環境に配慮して育てた青果物を売り込む機運が高まってきた。農水省は、温室効果ガスを減らして栽培した農産物を「三ツ星」ラベルで表示する制度を開始。加工分野では、有機野菜の袋サラダ製造を強化する会社も出てきた。「みどりの食料システム戦略」に呼応して生産者の工夫を可視化し、付加価値を発信する。
ラベル表示で選ばれる店に
同省は2022年7月に施行した「みどりの食料システム法」に基づき、環境に配慮した農業生産を支援する。環境に優しい農産物を分かりやすく発信する「見える化ラベル」を作成。23年度、販売実証に取り組んだ。
米、野菜、果実、茶など、23品目が対象。慣行栽培と比べた温室効果ガス削減率に応じ、三ツ星で評価する。スーパーや飲食店など、ラベルを表示した農産物の販売実証には、24年1月時点で累計689カ所が参加した。
スーパー大手のイトーヨーカ堂は1、2月、直営農場のセブンファーム東京立川で育てたホウレンソウにラベルを貼り、6店舗で販売した。作物残さのすき込みや緑肥施用により、10アール当たりの温室効果ガス削減率を慣行栽培と比べて26%削減。「三ツ星」を獲得した。
ファームの各農場はJGAP(農業生産工程管理)認証取得に取り組み、農薬や肥料、燃料・電力など温室効果ガス排出に関わる情報を記録している。ファーム東京立川の平野健太郎農場長は「手元にあるデータで削減率を算出できて負担はないし、記録するだけだった項目を販売に生かせるようにもなる」と喜ぶ。
セブンファームの久留原昌彦社長は、「今後は、環境配慮が消費者の購買基準となる。乗り遅れると選ばれるスーパーになれない」と分析。三ツ星ラベルを、消費者に訴求する手段として期待する。

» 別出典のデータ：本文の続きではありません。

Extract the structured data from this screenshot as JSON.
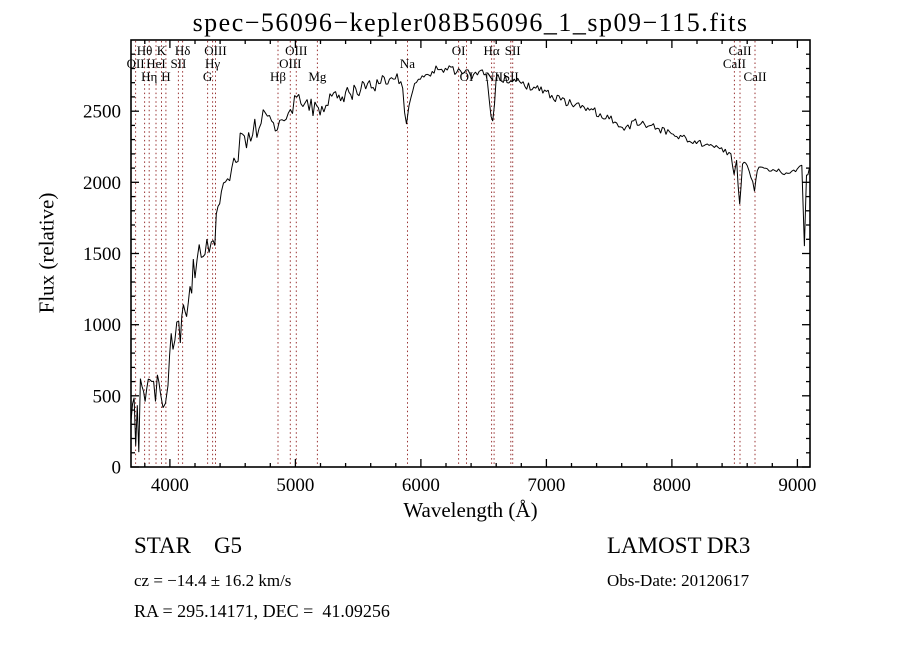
{
  "title": "spec−56096−kepler08B56096_1_sp09−115.fits",
  "annotations": {
    "class": "STAR    G5",
    "survey": "LAMOST DR3",
    "cz": "cz = −14.4 ± 16.2 km/s",
    "obs_date": "Obs-Date: 20120617",
    "radec": "RA = 295.14171, DEC =  41.09256"
  },
  "colors": {
    "spectrum": "#000000",
    "axis": "#000000",
    "marker": "#993333",
    "background": "#ffffff"
  },
  "chart_data": {
    "type": "line",
    "title": "spec−56096−kepler08B56096_1_sp09−115.fits",
    "xlabel": "Wavelength (Å)",
    "ylabel": "Flux (relative)",
    "xlim": [
      3690,
      9100
    ],
    "ylim": [
      0,
      3000
    ],
    "x_ticks": [
      4000,
      5000,
      6000,
      7000,
      8000,
      9000
    ],
    "y_ticks": [
      0,
      500,
      1000,
      1500,
      2000,
      2500
    ],
    "x_minor_step": 200,
    "y_minor_step": 100,
    "grid": false,
    "legend": "none",
    "series": [
      {
        "name": "spectrum",
        "note": "anchor points as [wavelength_A, flux_relative, noise_amplitude]; rendered line interpolates anchors with jitter to match observed noisy spectrum",
        "anchors": [
          [
            3690,
            300,
            260
          ],
          [
            3715,
            280,
            260
          ],
          [
            3740,
            240,
            240
          ],
          [
            3765,
            420,
            220
          ],
          [
            3790,
            430,
            200
          ],
          [
            3815,
            500,
            180
          ],
          [
            3840,
            540,
            170
          ],
          [
            3870,
            560,
            160
          ],
          [
            3900,
            540,
            160
          ],
          [
            3925,
            470,
            150
          ],
          [
            3945,
            520,
            150
          ],
          [
            3965,
            520,
            140
          ],
          [
            3985,
            650,
            150
          ],
          [
            4010,
            850,
            160
          ],
          [
            4040,
            950,
            150
          ],
          [
            4070,
            1000,
            140
          ],
          [
            4095,
            1010,
            130
          ],
          [
            4120,
            1100,
            130
          ],
          [
            4160,
            1280,
            120
          ],
          [
            4200,
            1420,
            120
          ],
          [
            4250,
            1530,
            115
          ],
          [
            4295,
            1530,
            110
          ],
          [
            4330,
            1580,
            110
          ],
          [
            4345,
            1560,
            105
          ],
          [
            4370,
            1700,
            105
          ],
          [
            4410,
            1900,
            105
          ],
          [
            4460,
            2060,
            100
          ],
          [
            4510,
            2170,
            100
          ],
          [
            4560,
            2260,
            100
          ],
          [
            4610,
            2320,
            95
          ],
          [
            4660,
            2370,
            95
          ],
          [
            4710,
            2410,
            95
          ],
          [
            4760,
            2440,
            95
          ],
          [
            4810,
            2470,
            90
          ],
          [
            4855,
            2390,
            90
          ],
          [
            4875,
            2440,
            90
          ],
          [
            4910,
            2490,
            90
          ],
          [
            4960,
            2520,
            85
          ],
          [
            5010,
            2530,
            85
          ],
          [
            5060,
            2550,
            80
          ],
          [
            5110,
            2560,
            80
          ],
          [
            5170,
            2470,
            75
          ],
          [
            5210,
            2540,
            75
          ],
          [
            5260,
            2570,
            70
          ],
          [
            5320,
            2590,
            70
          ],
          [
            5400,
            2620,
            65
          ],
          [
            5480,
            2650,
            60
          ],
          [
            5560,
            2680,
            60
          ],
          [
            5650,
            2700,
            55
          ],
          [
            5750,
            2720,
            55
          ],
          [
            5840,
            2730,
            50
          ],
          [
            5885,
            2430,
            40
          ],
          [
            5905,
            2560,
            45
          ],
          [
            5950,
            2720,
            50
          ],
          [
            6010,
            2760,
            50
          ],
          [
            6090,
            2780,
            45
          ],
          [
            6180,
            2790,
            45
          ],
          [
            6270,
            2770,
            45
          ],
          [
            6360,
            2760,
            40
          ],
          [
            6450,
            2760,
            40
          ],
          [
            6530,
            2740,
            40
          ],
          [
            6558,
            2440,
            35
          ],
          [
            6572,
            2430,
            35
          ],
          [
            6600,
            2720,
            40
          ],
          [
            6700,
            2720,
            38
          ],
          [
            6800,
            2700,
            36
          ],
          [
            6900,
            2660,
            35
          ],
          [
            7000,
            2625,
            35
          ],
          [
            7100,
            2585,
            32
          ],
          [
            7200,
            2550,
            30
          ],
          [
            7300,
            2520,
            30
          ],
          [
            7400,
            2490,
            30
          ],
          [
            7500,
            2460,
            30
          ],
          [
            7590,
            2400,
            28
          ],
          [
            7650,
            2380,
            28
          ],
          [
            7710,
            2430,
            28
          ],
          [
            7810,
            2400,
            26
          ],
          [
            7910,
            2370,
            26
          ],
          [
            8010,
            2340,
            25
          ],
          [
            8110,
            2310,
            25
          ],
          [
            8210,
            2280,
            24
          ],
          [
            8310,
            2255,
            24
          ],
          [
            8410,
            2230,
            24
          ],
          [
            8470,
            2190,
            22
          ],
          [
            8495,
            2040,
            18
          ],
          [
            8515,
            2140,
            18
          ],
          [
            8540,
            1840,
            15
          ],
          [
            8562,
            2130,
            18
          ],
          [
            8600,
            2120,
            18
          ],
          [
            8658,
            1950,
            15
          ],
          [
            8680,
            2090,
            18
          ],
          [
            8760,
            2100,
            18
          ],
          [
            8850,
            2080,
            20
          ],
          [
            8940,
            2060,
            22
          ],
          [
            9000,
            2080,
            24
          ],
          [
            9035,
            2110,
            26
          ],
          [
            9055,
            1560,
            10
          ],
          [
            9072,
            2040,
            18
          ],
          [
            9095,
            2100,
            16
          ]
        ]
      }
    ],
    "spectral_lines": [
      {
        "label": "OII",
        "wavelength": 3727,
        "row": 2
      },
      {
        "label": "Hθ",
        "wavelength": 3798,
        "row": 1
      },
      {
        "label": "Hη",
        "wavelength": 3835,
        "row": 3
      },
      {
        "label": "HeI",
        "wavelength": 3889,
        "row": 2
      },
      {
        "label": "K",
        "wavelength": 3933,
        "row": 1
      },
      {
        "label": "H",
        "wavelength": 3968,
        "row": 3
      },
      {
        "label": "SII",
        "wavelength": 4068,
        "row": 2
      },
      {
        "label": "Hδ",
        "wavelength": 4101,
        "row": 1
      },
      {
        "label": "G",
        "wavelength": 4300,
        "row": 3
      },
      {
        "label": "Hγ",
        "wavelength": 4340,
        "row": 2
      },
      {
        "label": "OIII",
        "wavelength": 4363,
        "row": 1
      },
      {
        "label": "Hβ",
        "wavelength": 4861,
        "row": 3
      },
      {
        "label": "OIII",
        "wavelength": 4959,
        "row": 2
      },
      {
        "label": "OIII",
        "wavelength": 5007,
        "row": 1
      },
      {
        "label": "Mg",
        "wavelength": 5175,
        "row": 3
      },
      {
        "label": "Na",
        "wavelength": 5893,
        "row": 2
      },
      {
        "label": "OI",
        "wavelength": 6300,
        "row": 1
      },
      {
        "label": "OI",
        "wavelength": 6363,
        "row": 3
      },
      {
        "label": "Hα",
        "wavelength": 6563,
        "row": 1
      },
      {
        "label": "NII",
        "wavelength": 6583,
        "row": 3
      },
      {
        "label": "SII",
        "wavelength": 6716,
        "row": 3
      },
      {
        "label": "SII",
        "wavelength": 6731,
        "row": 1
      },
      {
        "label": "CaII",
        "wavelength": 8498,
        "row": 2
      },
      {
        "label": "CaII",
        "wavelength": 8542,
        "row": 1
      },
      {
        "label": "CaII",
        "wavelength": 8662,
        "row": 3
      }
    ]
  }
}
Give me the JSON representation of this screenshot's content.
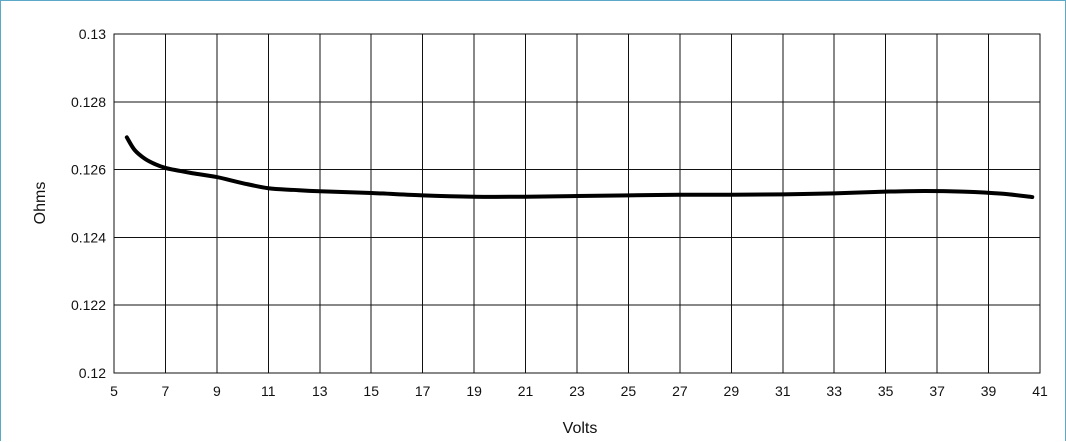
{
  "chart_data": {
    "type": "line",
    "title": "",
    "xlabel": "Volts",
    "ylabel": "Ohms",
    "xlim": [
      5,
      41
    ],
    "ylim": [
      0.12,
      0.13
    ],
    "x_ticks": [
      5,
      7,
      9,
      11,
      13,
      15,
      17,
      19,
      21,
      23,
      25,
      27,
      29,
      31,
      33,
      35,
      37,
      39,
      41
    ],
    "x_tick_labels": [
      "5",
      "7",
      "9",
      "11",
      "13",
      "15",
      "17",
      "19",
      "21",
      "23",
      "25",
      "27",
      "29",
      "31",
      "33",
      "35",
      "37",
      "39",
      "41"
    ],
    "y_ticks": [
      0.12,
      0.122,
      0.124,
      0.126,
      0.128,
      0.13
    ],
    "y_tick_labels": [
      "0.12",
      "0.122",
      "0.124",
      "0.126",
      "0.128",
      "0.13"
    ],
    "grid": true,
    "legend": "none",
    "series": [
      {
        "x": [
          5.5,
          5.8,
          6.2,
          6.6,
          7.0,
          7.5,
          8.0,
          9.0,
          10.0,
          11.0,
          12.0,
          13.0,
          15.0,
          17.0,
          19.0,
          21.0,
          23.0,
          25.0,
          27.0,
          29.0,
          31.0,
          33.0,
          35.0,
          36.5,
          38.0,
          39.5,
          40.7
        ],
        "y": [
          0.12695,
          0.12658,
          0.12632,
          0.12616,
          0.12605,
          0.12597,
          0.1259,
          0.12578,
          0.1256,
          0.12545,
          0.1254,
          0.12536,
          0.12531,
          0.12524,
          0.1252,
          0.1252,
          0.12522,
          0.12524,
          0.12526,
          0.12526,
          0.12527,
          0.1253,
          0.12535,
          0.12537,
          0.12535,
          0.12529,
          0.12519
        ],
        "color": "#000000"
      }
    ]
  }
}
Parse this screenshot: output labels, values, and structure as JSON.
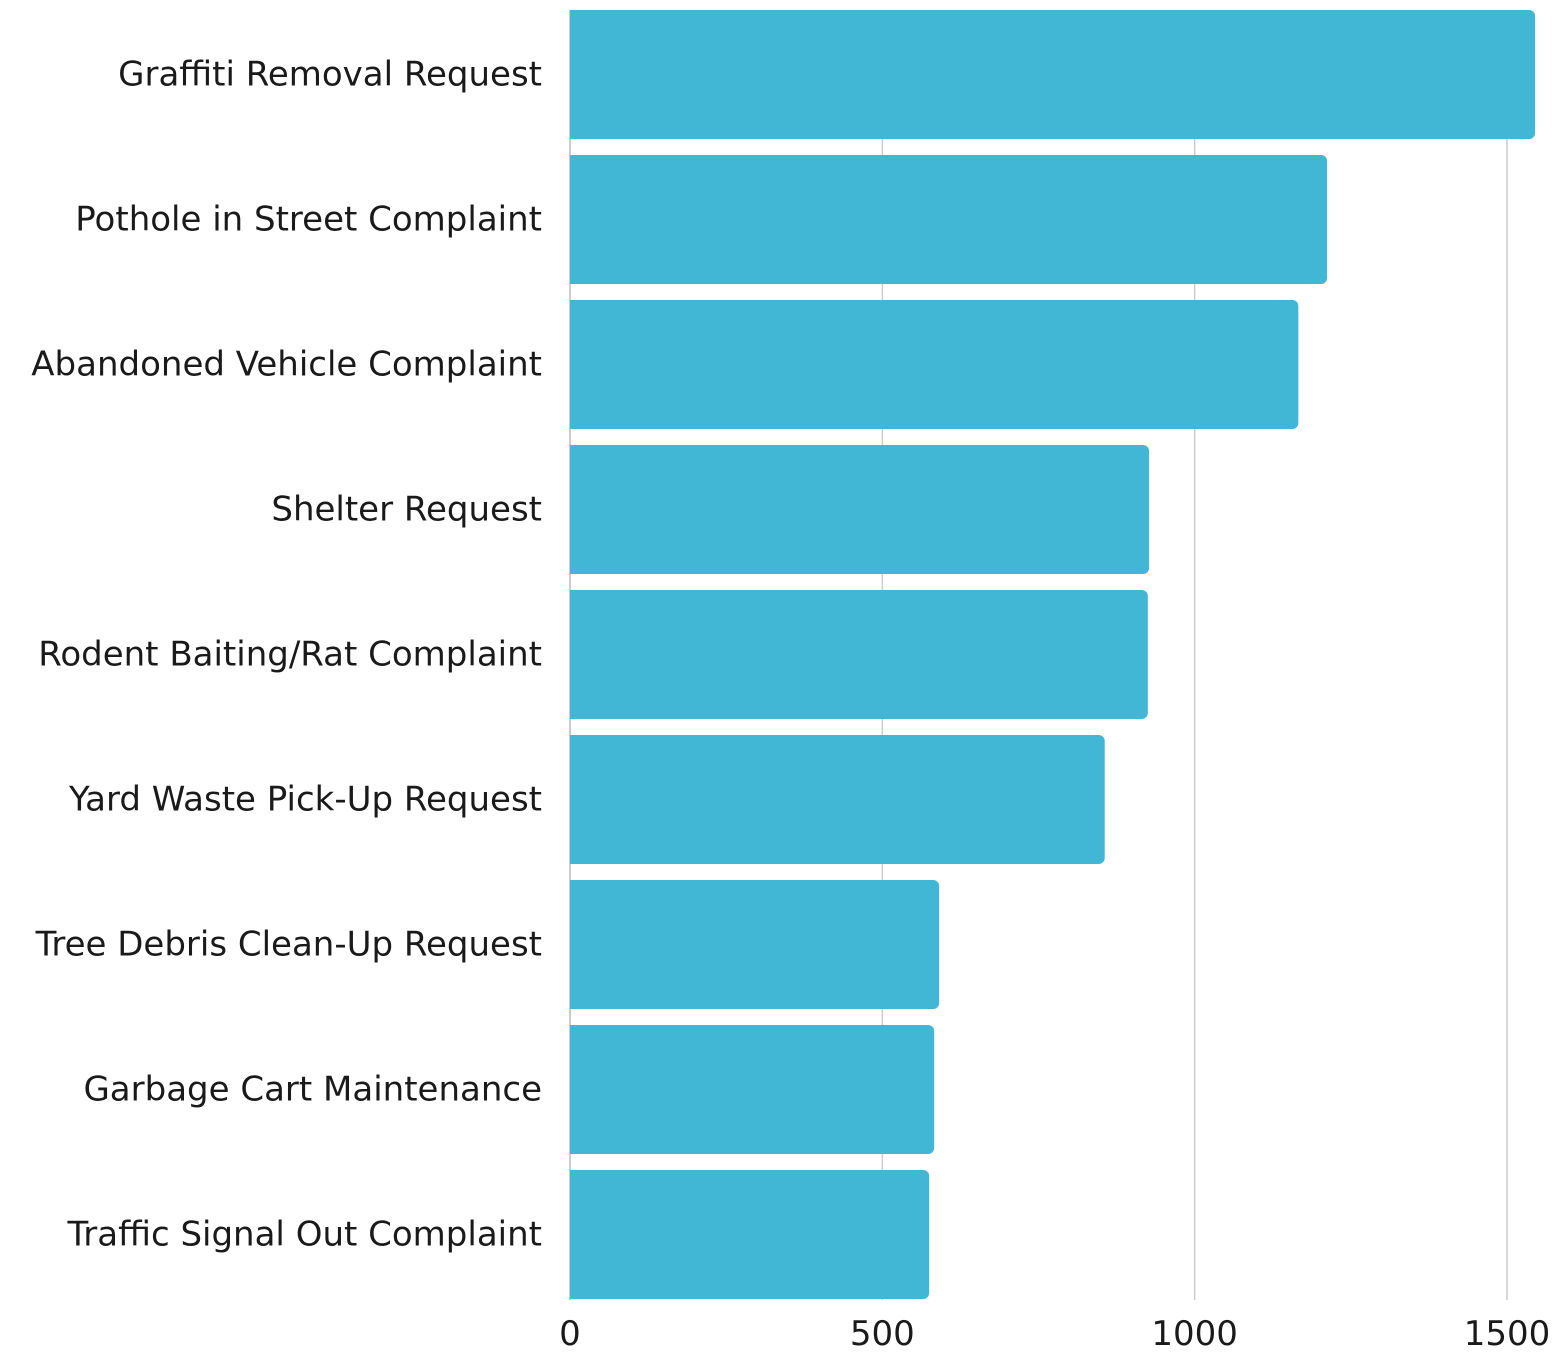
{
  "chart_data": {
    "type": "bar",
    "orientation": "horizontal",
    "categories": [
      "Graffiti Removal Request",
      "Pothole in Street Complaint",
      "Abandoned Vehicle Complaint",
      "Shelter Request",
      "Rodent Baiting/Rat Complaint",
      "Yard Waste Pick-Up Request",
      "Tree Debris Clean-Up Request",
      "Garbage Cart Maintenance",
      "Traffic Signal Out Complaint"
    ],
    "values": [
      1545,
      1212,
      1166,
      927,
      925,
      856,
      591,
      583,
      575
    ],
    "title": "",
    "xlabel": "",
    "ylabel": "",
    "xlim": [
      0,
      1500
    ],
    "x_ticks": [
      0,
      500,
      1000,
      1500
    ],
    "grid": "vertical",
    "legend": "none",
    "bar_color": "#42b6d5",
    "grid_color": "#cccccc",
    "text_color": "#1a1a1a"
  }
}
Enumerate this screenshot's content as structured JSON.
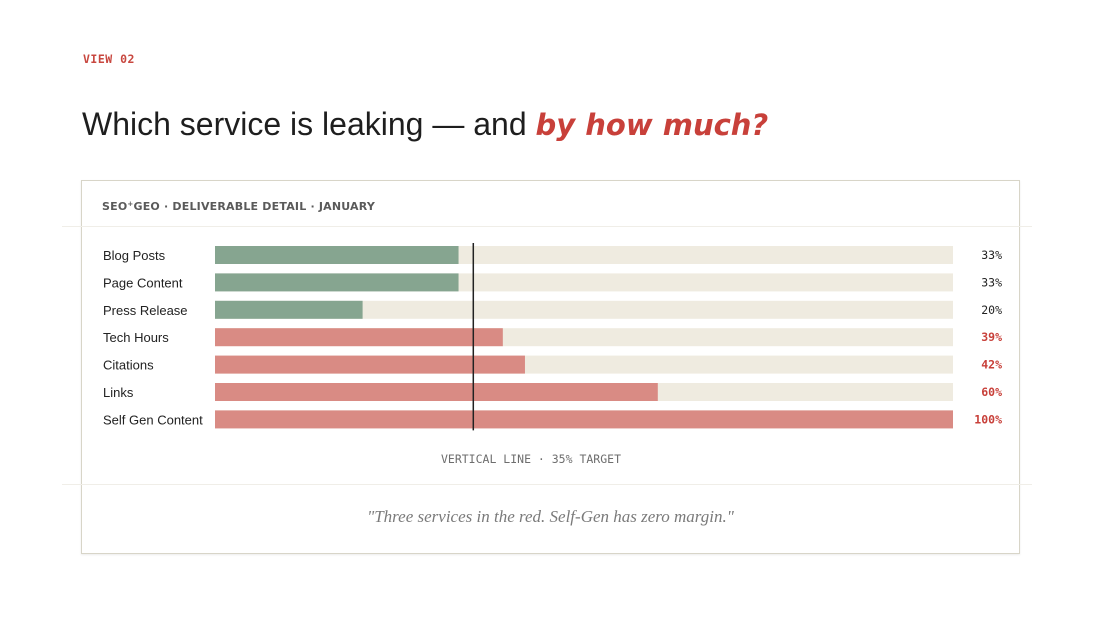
{
  "eyebrow": "VIEW 02",
  "headline": {
    "text": "Which service is leaking — and ",
    "accent": "by how much?"
  },
  "panel": {
    "header_brand": "SEO",
    "header_brand_mark": "+",
    "header_brand2": "GEO",
    "header_rest": " · DELIVERABLE DETAIL · JANUARY",
    "caption": "\"Three services in the red. Self-Gen has zero margin.\""
  },
  "colors": {
    "good": "#86a590",
    "bad": "#d98b84",
    "track": "#efebe0",
    "bad_text": "#c8403a",
    "text": "#222222",
    "target_line": "#222222"
  },
  "chart_data": {
    "type": "bar",
    "orientation": "horizontal",
    "categories": [
      "Blog Posts",
      "Page Content",
      "Press Release",
      "Tech Hours",
      "Citations",
      "Links",
      "Self Gen Content"
    ],
    "values": [
      33,
      33,
      20,
      39,
      42,
      60,
      100
    ],
    "value_labels": [
      "33%",
      "33%",
      "20%",
      "39%",
      "42%",
      "60%",
      "100%"
    ],
    "status": [
      "good",
      "good",
      "good",
      "bad",
      "bad",
      "bad",
      "bad"
    ],
    "xlim": [
      0,
      100
    ],
    "target": 35,
    "target_label": "VERTICAL LINE · 35% TARGET",
    "grid": false
  }
}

実証を踏まえ同省はラベルをリニューアルし、3月から運用を本格化。みどりの食料システム戦略グループは「どれが環境に優しい商品か分からないという消費者の声に応え、生産者の努力が分かりやすく伝わる印として広めたい」と話す。
加工の分野は有機野菜注目
加工の分野では、有機野菜を前面に出した商品化が注目される。カット野菜を製造するフレッシュフーズ(札幌市)は、同法に基づく「基盤確立事業実施計画」の認定を受けて今秋、有機野菜サラダを製造する新工場を、千葉県に建設する。
新型コロナウイルス禍で外食需要が減り、新しい看板商品として小売り向けの有機野菜サラダを商品化。21年に本格販売を始めた。宝蔵隆志代表は「生産者と信頼を築いて安定調達を進め、北海道の取引先からの反響にも手応えを得た」と、大都市圏進出に踏み切った経緯を語る。